Qui est l’ennemi ? Cette question est presque devenue un sujet tabou en France depuis 1945. Le traumatisme laissé par les deux guerres mondiales dans la population française a créé un état d’esprit majoritaire qui ne veut pas prendre en compte l’hypothèse d’un conflit qui nous toucherait directement dans notre quotidien.

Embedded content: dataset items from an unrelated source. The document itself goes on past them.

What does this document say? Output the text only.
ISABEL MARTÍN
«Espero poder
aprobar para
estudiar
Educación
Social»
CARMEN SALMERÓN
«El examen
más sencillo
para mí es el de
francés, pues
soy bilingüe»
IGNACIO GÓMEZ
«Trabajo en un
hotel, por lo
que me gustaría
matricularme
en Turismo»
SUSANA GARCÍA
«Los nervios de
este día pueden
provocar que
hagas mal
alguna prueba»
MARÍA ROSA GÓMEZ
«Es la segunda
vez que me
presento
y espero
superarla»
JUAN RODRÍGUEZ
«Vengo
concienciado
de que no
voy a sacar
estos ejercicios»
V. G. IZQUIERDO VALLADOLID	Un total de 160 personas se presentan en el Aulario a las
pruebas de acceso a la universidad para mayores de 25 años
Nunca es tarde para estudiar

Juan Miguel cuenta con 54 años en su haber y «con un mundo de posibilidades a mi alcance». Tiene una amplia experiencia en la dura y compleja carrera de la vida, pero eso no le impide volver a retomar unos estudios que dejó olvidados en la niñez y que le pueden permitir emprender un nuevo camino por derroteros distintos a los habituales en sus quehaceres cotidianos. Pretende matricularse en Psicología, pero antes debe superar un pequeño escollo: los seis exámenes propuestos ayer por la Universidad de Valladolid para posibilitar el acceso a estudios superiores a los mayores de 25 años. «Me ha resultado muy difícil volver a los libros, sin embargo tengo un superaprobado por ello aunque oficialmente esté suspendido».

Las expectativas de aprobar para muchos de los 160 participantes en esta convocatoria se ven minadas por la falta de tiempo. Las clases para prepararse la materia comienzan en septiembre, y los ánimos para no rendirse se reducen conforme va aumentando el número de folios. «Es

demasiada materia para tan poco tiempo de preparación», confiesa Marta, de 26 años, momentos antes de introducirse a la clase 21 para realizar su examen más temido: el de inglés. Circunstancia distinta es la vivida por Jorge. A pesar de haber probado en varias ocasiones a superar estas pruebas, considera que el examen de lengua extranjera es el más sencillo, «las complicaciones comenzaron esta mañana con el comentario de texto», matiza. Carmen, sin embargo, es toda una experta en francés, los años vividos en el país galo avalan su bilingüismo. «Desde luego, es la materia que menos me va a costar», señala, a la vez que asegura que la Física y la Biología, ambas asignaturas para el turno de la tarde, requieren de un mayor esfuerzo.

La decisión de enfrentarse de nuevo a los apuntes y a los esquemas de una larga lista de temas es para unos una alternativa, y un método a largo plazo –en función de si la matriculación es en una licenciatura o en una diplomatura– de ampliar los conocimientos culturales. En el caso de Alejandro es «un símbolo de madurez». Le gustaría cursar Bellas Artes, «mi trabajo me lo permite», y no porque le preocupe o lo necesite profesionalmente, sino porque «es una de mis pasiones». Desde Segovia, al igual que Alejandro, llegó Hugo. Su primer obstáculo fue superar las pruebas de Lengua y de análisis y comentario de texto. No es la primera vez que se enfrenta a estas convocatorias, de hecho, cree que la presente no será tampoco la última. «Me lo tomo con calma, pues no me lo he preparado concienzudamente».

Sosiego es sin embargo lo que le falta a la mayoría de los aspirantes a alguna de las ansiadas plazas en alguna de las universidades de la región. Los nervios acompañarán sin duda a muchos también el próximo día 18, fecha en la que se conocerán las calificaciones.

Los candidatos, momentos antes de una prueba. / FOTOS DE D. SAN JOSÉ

Le refus de penser à la possibilité d’une guerre soulève aujourd’hui un problème majeur car à force de nier les effets des rapports de force entre puissances, nous devenons de plus en plus fragiles et incapables de faire face à l’évolution du monde. Le repli individuel derrière le bouclier protecteur de la société de consommation a atteint ses limites. La désindustrialisation du pays, le déficit endémique du commerce extérieur, l’importance de la dette rendent désormais la France vulnérable dans un contexte croissant de guerre économique. Dans le pays, les effets indirects produits par la guerre en Ukraine (sanctions occidentales versus mesures russes de rétorsion) ont des répercussions très concrètes sur le pouvoir d’achat des ménages mais aussi sur une partie de leurs besoins vitaux (prix des carburants, du gaz, de l’électricité). À l’échelle mondiale, la mise en tension actuelle des chaînes d’approvisionnement (énergie, semi-conducteurs, céréales) pointe une dépendance extrême à des ressources inégalement réparties qui s’aggravera avec la consommation des réserves et le changement climatique.
Cet état d’esprit collectif nous plonge dans une ambiance de quasi-« drôle de guerre » économique. Cette expression, qui désigne la période précédant la défaite catastrophique de juin 1940, semble s’appliquer désormais à notre réalité économique. Durant les longs mois qui précédèrent l’offensive de la Wehrmacht contre la France, beaucoup espéraient que la paix pourrait encore être sauvée.
Nous sommes en 2022 dans un tout autre contexte. Mais le point commun entre ces deux « drôles de guerre », c’est justement l’espoir partagé que tout va finalement rentrer dans l’ordre… comme avant. (…)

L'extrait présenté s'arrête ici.